If you think of your power as a sine wave running down a horizontal axis, your components usually only care about the upper and lower peaks, they don't care whether the wave is centered on the axis or not. "Noise" however, is when that wave is off center. Further complicating things is that your components may wind up tugging this wave up and down (this is a simplified and not quite accurate view, but it will suffice). Making it worse is that you also have machine interference, which can distort that wave, but now we're getting ahead of ourselves.
A power/voltage isolator will clean up the noise at the power source, but it won't remove any inconsistencies further down the chain. It will try to bring that sine wave back to center before feeding it into your components.
A power conditioner actually tries to correct the sine wave itself, fixing inconsistencies since power rarely comes in at a perfect 120V/60Hz (for North America) from your wall.
A lot more confusion arises from the fact that this nomenclature is pretty haphazard and gets tossed around incorrectly (and just to cover my own butt, it's entirely possibly that I've got my definitions mixed up here too). From what I understand, a lot of "audiophile" grade power whatchamacallits all perform a combination power isolation and conditioning.

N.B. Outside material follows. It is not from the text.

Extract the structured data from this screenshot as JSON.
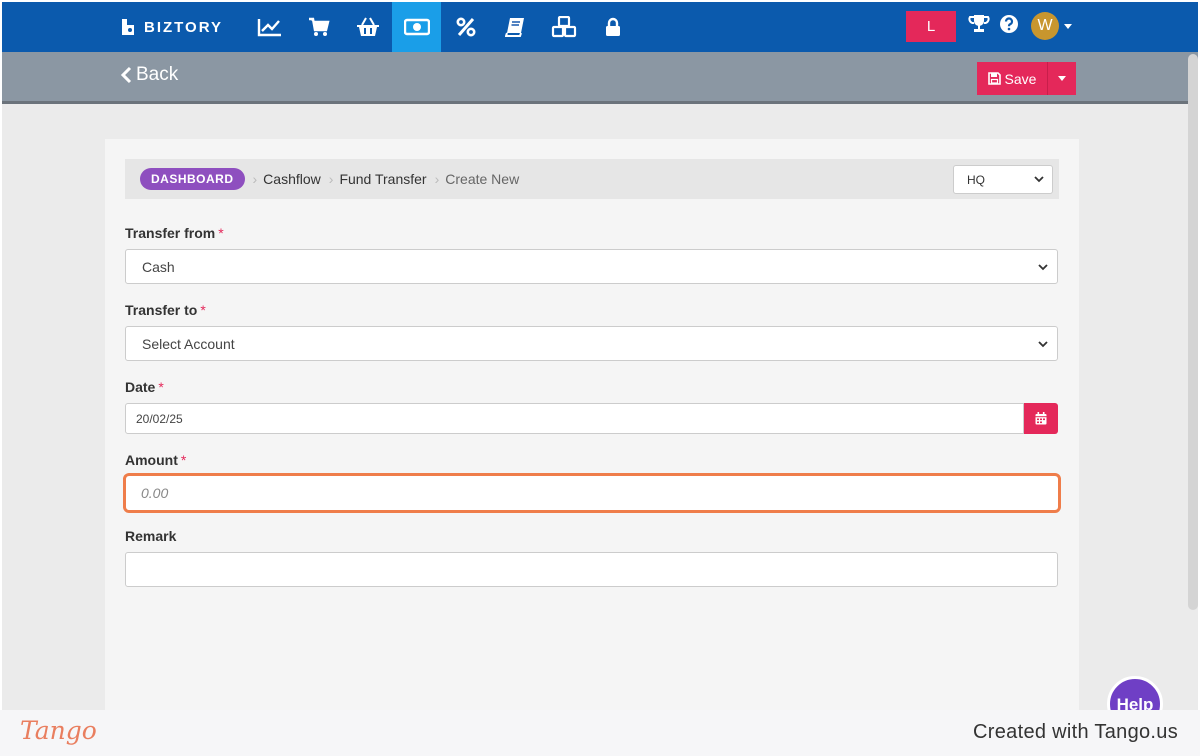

From your description, it sounded like you had a ground loop between your dac and speakers, and not between the dac and headphone amp. Trying to correct for ground loops is extremely irritating and oftentimes baffling. Sometimes plugging everything into the same power bar works, sometimes nothing seems to work. Sometimes it may be something unrelated in the room that's screwing it all up. Who knows.
A ground loop isolator is usually the easiest fix, since you're trying to fix it all at the final end. You have the cheap options like the radio shack RCA interconnect. There are the higher end pro audio solutions like DI boxes, but those are typically for balanced cabling (which I think will work with the AV40's actually).
Power isolators/conditioners/etc should work, but personally I have limited experience with them so I'd rather not give bad advice there. They are also typically much more expensive than the ground loop isolator/DI box method. Whether or not they work "better"... I can't say with any authority.
I've done some work in pro studios before, and even with all of the above in place we're still plagued by ground loops sometimes.